Карьера | страница 110
Все было подавляюще солидно! За этот стол не то что в джинсах, в обычном пиджаке было сесть неудобно. Нахабин как будто не замечал ничего этого. Он делово потянулся за грузинской зеленью, накладывая на тарелку салат. Все быстро, делово, энергично.
Олег Павлович потянулся к штофу и взглядом спросил Корсакова, сидевшего за пустой тарелкой. «Налить?»
— Налей, — кивнул Корсаков, и Нахабин чуть удивленно посмотрел на него.
— А ты чего не ешь? Или тебя наш Петрович… — Кадровик! Уже накормил? — тихо, пренебрежительно засмеялся он. Но сразу снова стал серьезным.
— А где же… Хозяйка? — стараясь быть спокойным, спросил Корсаков.
— Ты где? — крикнул в глубину квартиры Нахабин. — Евгения Корниловна! Гость тебя требует!
На пороге появилась немолодая, невысокого роста, быстрая женщина.
— Корсаков, — поднялся со стула Кирилл, поцеловал протянутую руку.
Они посмотрели друг другу в глаза.
— Вот… Вы какой? — искренне залюбовалась им Евгения Корниловна. — Олежек? А? Какая «морда»? А?
«Морда»? Что за амикошонство? Что за дурной тон?»
— Женя! Не бросайся на мужиков! Для тебя это… Поздновато! — Нахабин, как говорится, ел «в три горла». — И не забывай, что здесь… Дети!
Он притянул к себе голову Гали и осторожно, нежно поцеловал ее в висок.

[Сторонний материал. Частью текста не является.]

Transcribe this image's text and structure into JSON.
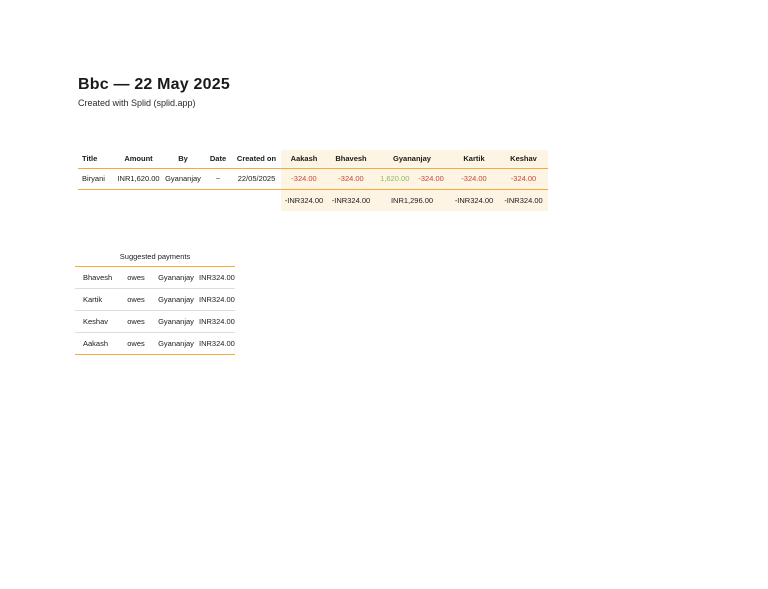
{
  "header": {
    "title": "Bbc — 22 May 2025",
    "subtitle": "Created with Splid (splid.app)"
  },
  "expenses": {
    "columns": [
      "Title",
      "Amount",
      "By",
      "Date",
      "Created on",
      "Aakash",
      "Bhavesh",
      "Gyananjay",
      "Kartik",
      "Keshav"
    ],
    "row": {
      "title": "Biryani",
      "amount": "INR1,620.00",
      "by": "Gyananjay",
      "date": "~",
      "created_on": "22/05/2025",
      "aakash": "-324.00",
      "bhavesh": "-324.00",
      "gyananjay_paid": "1,620.00",
      "gyananjay_share": "-324.00",
      "kartik": "-324.00",
      "keshav": "-324.00"
    },
    "totals": {
      "aakash": "-INR324.00",
      "bhavesh": "-INR324.00",
      "gyananjay": "INR1,296.00",
      "kartik": "-INR324.00",
      "keshav": "-INR324.00"
    }
  },
  "suggested": {
    "title": "Suggested payments",
    "rows": [
      {
        "debtor": "Bhavesh",
        "verb": "owes",
        "creditor": "Gyananjay",
        "amount": "INR324.00"
      },
      {
        "debtor": "Kartik",
        "verb": "owes",
        "creditor": "Gyananjay",
        "amount": "INR324.00"
      },
      {
        "debtor": "Keshav",
        "verb": "owes",
        "creditor": "Gyananjay",
        "amount": "INR324.00"
      },
      {
        "debtor": "Aakash",
        "verb": "owes",
        "creditor": "Gyananjay",
        "amount": "INR324.00"
      }
    ]
  },
  "colors": {
    "accent_orange": "#F5A93C",
    "person_column_bg": "#FDF4E4",
    "negative_red": "#C4463C",
    "positive_green": "#8FB65F",
    "row_divider_gray": "#DCDCDC"
  }
}
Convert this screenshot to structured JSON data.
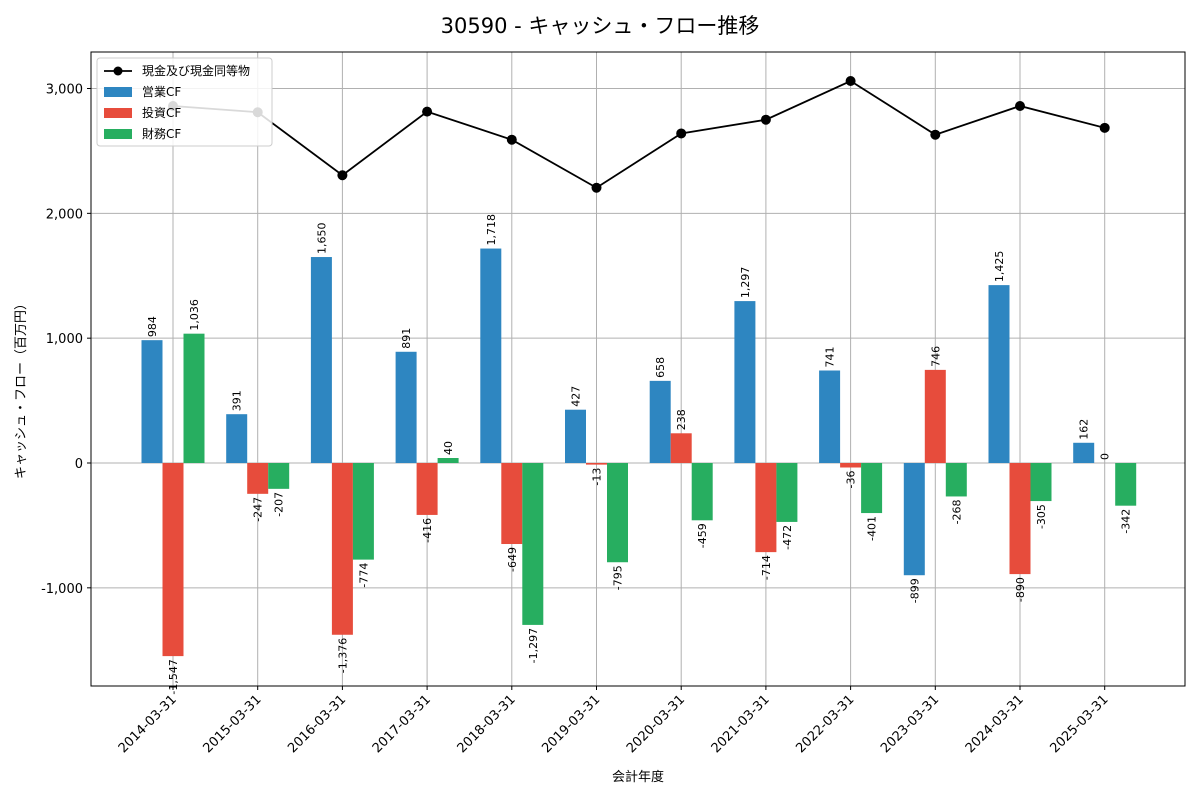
{
  "chart_data": {
    "type": "bar",
    "title": "30590 - キャッシュ・フロー推移",
    "xlabel": "会計年度",
    "ylabel": "キャッシュ・フロー（百万円）",
    "ylim": [
      -1800,
      3300
    ],
    "yticks": [
      -1000,
      0,
      1000,
      2000,
      3000
    ],
    "ytick_labels": [
      "-1,000",
      "0",
      "1,000",
      "2,000",
      "3,000"
    ],
    "grid": true,
    "legend_position": "top-left",
    "categories": [
      "2014-03-31",
      "2015-03-31",
      "2016-03-31",
      "2017-03-31",
      "2018-03-31",
      "2019-03-31",
      "2020-03-31",
      "2021-03-31",
      "2022-03-31",
      "2023-03-31",
      "2024-03-31",
      "2025-03-31"
    ],
    "series": [
      {
        "name": "営業CF",
        "kind": "bar",
        "color": "#2e86c1",
        "values": [
          984,
          391,
          1650,
          891,
          1718,
          427,
          658,
          1297,
          741,
          -899,
          1425,
          162
        ],
        "labels": [
          "984",
          "391",
          "1,650",
          "891",
          "1,718",
          "427",
          "658",
          "1,297",
          "741",
          "-899",
          "1,425",
          "162"
        ]
      },
      {
        "name": "投資CF",
        "kind": "bar",
        "color": "#e74c3c",
        "values": [
          -1547,
          -247,
          -1376,
          -416,
          -649,
          -13,
          238,
          -714,
          -36,
          746,
          -890,
          0
        ],
        "labels": [
          "-1,547",
          "-247",
          "-1,376",
          "-416",
          "-649",
          "-13",
          "238",
          "-714",
          "-36",
          "746",
          "-890",
          "0"
        ]
      },
      {
        "name": "財務CF",
        "kind": "bar",
        "color": "#27ae60",
        "values": [
          1036,
          -207,
          -774,
          40,
          -1297,
          -795,
          -459,
          -472,
          -401,
          -268,
          -305,
          -342
        ],
        "labels": [
          "1,036",
          "-207",
          "-774",
          "40",
          "-1,297",
          "-795",
          "-459",
          "-472",
          "-401",
          "-268",
          "-305",
          "-342"
        ]
      },
      {
        "name": "現金及び現金同等物",
        "kind": "line",
        "color": "#000000",
        "values": [
          2860,
          2810,
          2305,
          2815,
          2590,
          2205,
          2640,
          2750,
          3060,
          2630,
          2860,
          2685
        ]
      }
    ]
  }
}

Она покраснела…
— Вы уж извините… У меня беспорядок! — обратилась хозяйка к Корсакову. — Только недавно переехала. Одну комнату и успела обставить. А везде еще…
Она только махнула рукой.
Евгения Корниловна сидела рядом с Корсаковым и по-прежнему с особым интересом разглядывала Кирилла. — Нет! Вы все-таки ужасно похожи…
— Тетя! — неожиданно зло одернул ее Нахабин.
— Ладно, — продолжил Нахабин, взяв себя в руки. Опустил голову. Замолчал.
Когда Корсаков снова встретился с ним взглядом, то понял, что сейчас будет сказано важное. Олег Павлович резко поставил граненую, старинного хрусталя, рюмку.
— Что ты сидишь? С постным лицом? Лучше бы действительно… Морду мне набил?
— Олег! — начала было Евгения Корниловна, но Нахабин отмахнулся от нее.
— У тебя что… Дочерей — «пруд пруди?!» Или одна… Все-таки?! — лицо Нахабина мгновенно стало красным, испитым, злым. — Или? Воспитание не позволяет?
Корсаков молча, аккуратно складывал салфетку.
— А мне… Мое воспитание! Позволяло! И позволяет! Потому что я живой человек! Потому что я ее — он ткнул худым, длинным, дрожащим пальцем в Галю — Ее… дуру! Люблю! И мне плевать, что ты там обо мне думаешь…
Он вскочил из-за стола и начал ходить вдоль окна.